Anthony D. Marshall, Astor’s son, faces up to 25 years in prison when he is sentenced in December. The jury on Thursday found him guilty of first-degree larceny for looting the estate of $1 million while he was managing his mother’s finances. Francis X. Morrissey, a codefendant and estate planner, was convicted of forgery.

At issue were amendments to Astor’s will. Astor, who died two years ago at the age of 105, was not competent at that time to authorize such a change, which granted Anthony Marshall additional control of the estate, the prosecution contended.
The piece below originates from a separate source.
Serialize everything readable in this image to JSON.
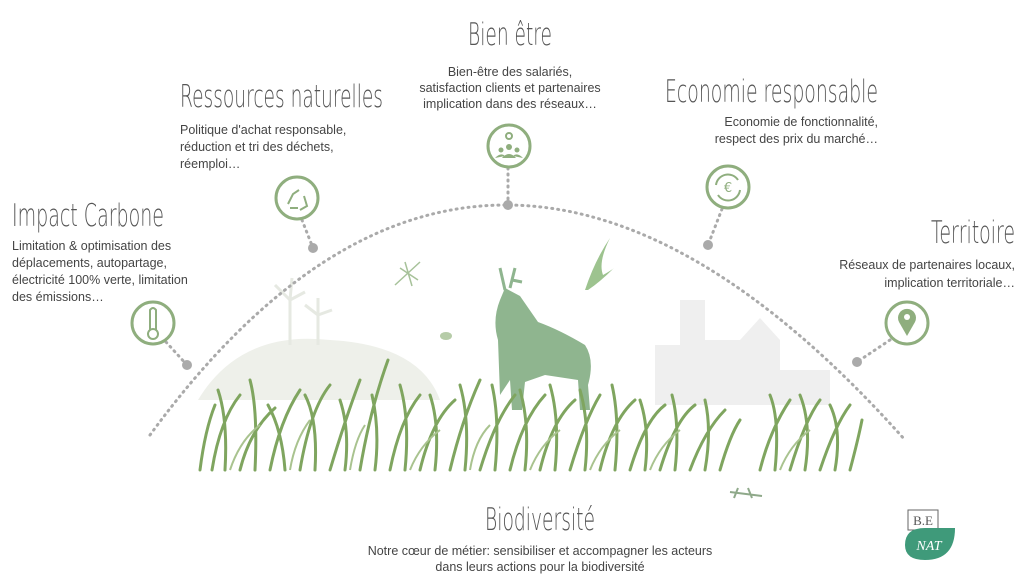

Philip Marshall in July 2006 touched off the chain of events leading to his father’s conviction when he filed civil court papers that accused his father, Astor’s guardian, of neglect. He complained that the elder Marshall had allowed Astor to sleep in soiled clothing on a dirty couch and to live on a diet of oatmeal and peas, among other offenses.

According to a settlement announced in October 2006, Anthony Marshall was replaced as Astor’s guardian by the JPMorgan Chase bank and Annette de la Renta, wife of Oscar de la Renta, the fashion designer.

“The battle is now going to continue in several arenas,” Philip Marshall said, “because the will is being contested.” He said that in his civil court filing he submitted a 1997 will, contending that this is the document that should stand. He said the 2004 will, which was a focal point of his father’s prosecution, came too late in his grandmother’s life for her to properly comprehend what she was doing.

“The whole probate case got put on hold earlier this year” while the criminal case proceeded. “Now, it will start up again,” he said.

Involved are charities named in the will.

While the value of the estate was estimated at $180 million at Astor’s death in 2007, that figure has probably been reduced considerably by the financial landslide that has plagued the world since then, Marshall said. “I don’t want that money,” he said. “My grandmother always wanted that money to go to charity, to New Yorkers.”

Widowed in the 1950s, Astor married Vincent Astor, oldest son of John Jacob Astor IV, who went down with the Titanic. The family fortune came from the original John Jacob Astor, a 19th-century fur trader and New York real estate investor.